18. An appliance lock for retaining a lid catch affixed to a hinged lid of an appliance, the hinged lid opening to allow access to a laundry cavity when the appliance lock is unlocked, the appliance lock comprising:

a lock pin stop that blocks movement of the lock pin from the second position to the first position in a shipping state and allows movement of the lock pin from the second position to the first position in an assembly state; and

a key structure that interacts with the detent stop to move the detent stop from the shipping state to the assembled state, an

Wherein the key structure is a feature on a flush mount that attaches to the appliance lock to provide an opening when the appliance lock is installed on the appliance, wherein the cover latch can pass through the opening when the hinged cover of the appliance is closed and the cover latch is moved to a position proximate to the locking pin.

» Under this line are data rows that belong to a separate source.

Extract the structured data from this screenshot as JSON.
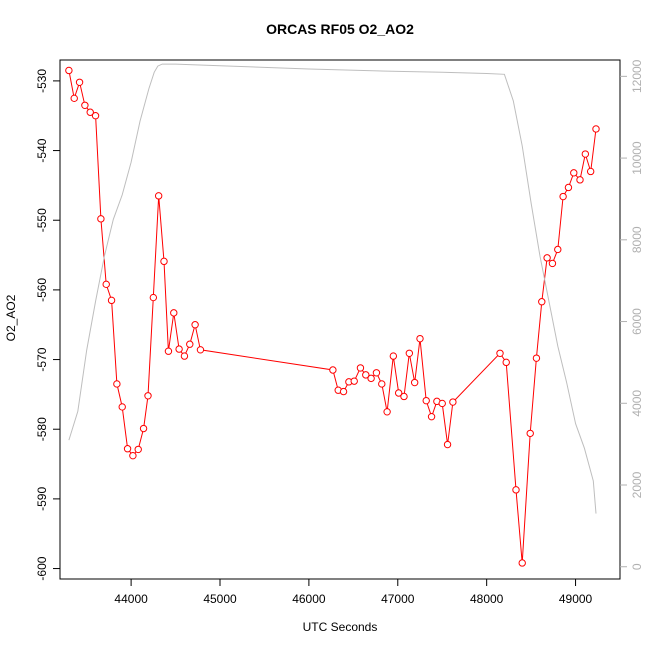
{
  "chart_data": {
    "type": "line",
    "title": "ORCAS RF05 O2_AO2",
    "xlabel": "UTC Seconds",
    "ylabel": "O2_AO2",
    "xlim": [
      43200,
      49500
    ],
    "ylim": [
      -601.5,
      -527
    ],
    "y2lim": [
      -300,
      12400
    ],
    "x_ticks": [
      44000,
      45000,
      46000,
      47000,
      48000,
      49000
    ],
    "y_ticks": [
      -600,
      -590,
      -580,
      -570,
      -560,
      -550,
      -540,
      -530
    ],
    "y2_ticks": [
      0,
      2000,
      4000,
      6000,
      8000,
      10000,
      12000
    ],
    "grid": false,
    "colors": {
      "o2": "#ff0000",
      "altitude": "#bebebe",
      "axis_right": "#b0b0b0"
    },
    "series": [
      {
        "role": "o2",
        "axis": "left",
        "style": "line+points",
        "x": [
          43300,
          43360,
          43420,
          43480,
          43540,
          43600,
          43660,
          43720,
          43780,
          43840,
          43900,
          43960,
          44020,
          44080,
          44140,
          44190,
          44250,
          44310,
          44370,
          44420,
          44480,
          44540,
          44600,
          44660,
          44720,
          44780,
          46270,
          46330,
          46390,
          46450,
          46510,
          46580,
          46640,
          46700,
          46760,
          46820,
          46880,
          46950,
          47010,
          47070,
          47130,
          47190,
          47250,
          47320,
          47380,
          47440,
          47500,
          47560,
          47620,
          48150,
          48220,
          48330,
          48400,
          48490,
          48560,
          48620,
          48680,
          48740,
          48800,
          48860,
          48920,
          48980,
          49050,
          49110,
          49170,
          49230
        ],
        "y": [
          -528.5,
          -532.5,
          -530.2,
          -533.5,
          -534.5,
          -535,
          -549.8,
          -559.2,
          -561.5,
          -573.5,
          -576.8,
          -582.8,
          -583.8,
          -582.9,
          -579.9,
          -575.2,
          -561.1,
          -546.5,
          -555.9,
          -568.8,
          -563.3,
          -568.5,
          -569.5,
          -567.8,
          -565,
          -568.6,
          -571.5,
          -574.4,
          -574.6,
          -573.2,
          -573.1,
          -571.2,
          -572.2,
          -572.7,
          -571.9,
          -573.5,
          -577.5,
          -569.5,
          -574.8,
          -575.3,
          -569.1,
          -573.3,
          -567,
          -575.9,
          -578.2,
          -576,
          -576.3,
          -582.2,
          -576.1,
          -569.1,
          -570.4,
          -588.7,
          -599.2,
          -580.6,
          -569.8,
          -561.7,
          -555.4,
          -556.2,
          -554.2,
          -546.6,
          -545.3,
          -543.2,
          -544.2,
          -540.5,
          -543,
          -536.9
        ]
      },
      {
        "role": "altitude",
        "axis": "right",
        "style": "line",
        "x": [
          43300,
          43400,
          43500,
          43600,
          43700,
          43800,
          43900,
          44000,
          44100,
          44200,
          44260,
          44300,
          44350,
          44400,
          44500,
          45000,
          46000,
          47000,
          47500,
          48000,
          48200,
          48300,
          48400,
          48500,
          48600,
          48700,
          48800,
          48900,
          49000,
          49100,
          49200,
          49230
        ],
        "y": [
          3100,
          3800,
          5300,
          6500,
          7600,
          8500,
          9100,
          9900,
          10900,
          11700,
          12100,
          12250,
          12300,
          12300,
          12300,
          12260,
          12180,
          12120,
          12100,
          12070,
          12050,
          11400,
          10300,
          8900,
          7600,
          6500,
          5400,
          4500,
          3500,
          2900,
          2100,
          1300
        ]
      }
    ]
  }
}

19. An appliance lock for retaining a lid catch affixed to a hinged lid of an appliance, the hinged lid opening to allow access to a laundry cavity when the appliance lock is unlocked, the appliance lock comprising:

a lock pin movable between a first position engaging a cover catch proximate the lock pin and a second position disengaging the cover catch proximate the lock pin such that the lock is unlocked;

a key structure that interacts with the detent stop to move the detent stop from the shipping position to the use position through engagement of the key structure with the detent stop; and

wherein the latch engages the cover latch in the first position within a partially enclosed compartment, and the appliance lock further comprises a stop removably located within the compartment and positioned in a position proximate the latch to block the latch from extending to the first position.

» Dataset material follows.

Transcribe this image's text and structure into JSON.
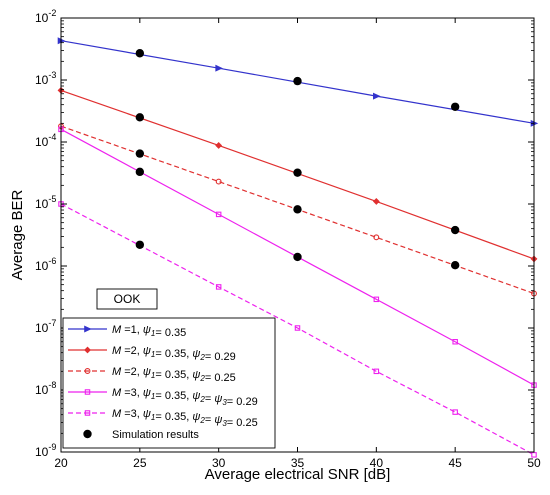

20. An appliance lock for retaining a lid catch attached to a hinged lid of an appliance, the hinged lid opening by pivoting about a hinge axis to allow access to a laundry chamber when the appliance lock is unlocked, the appliance lock comprising:

a cover latch, wherein the cover latch extends in a direction perpendicular to the hinge axis and retains a magnet;

a latch movable between a first position engaging the cover latch when the cover latch is at a predetermined position proximate the latch and a second position disengaging the cover latch when the cover latch is at the predetermined position proximate the latch;

a lock cavity having a first opening that receives the lid latch and a second opening that receives the lock pin; and

a latch sensor mounted adjacent to the lock cavity, the latch sensor being closer to the first opening of the lock cavity than to the second opening of the lock cavity and providing a magnet for indicating a position of the cover latch when the cover latch is located at the predetermined position near the lock pin to be engaged by the lock pin, the magnet being within the cover latch for sensing by the latch sensor, and wherein the latch sensor and the magnet are positioned such that the latch sensor does not sense the position of the cover latch when the cover latch is blocked from moving to the predetermined position near the lock pin by engagement of the lock pin and the cover latch, wherein the cover latch retains the magnet outside of the lock cavity.

21. An appliance lock according to claim 20, wherein the cover latch has a curved body with a curvature following a constant radius around the hinge axis.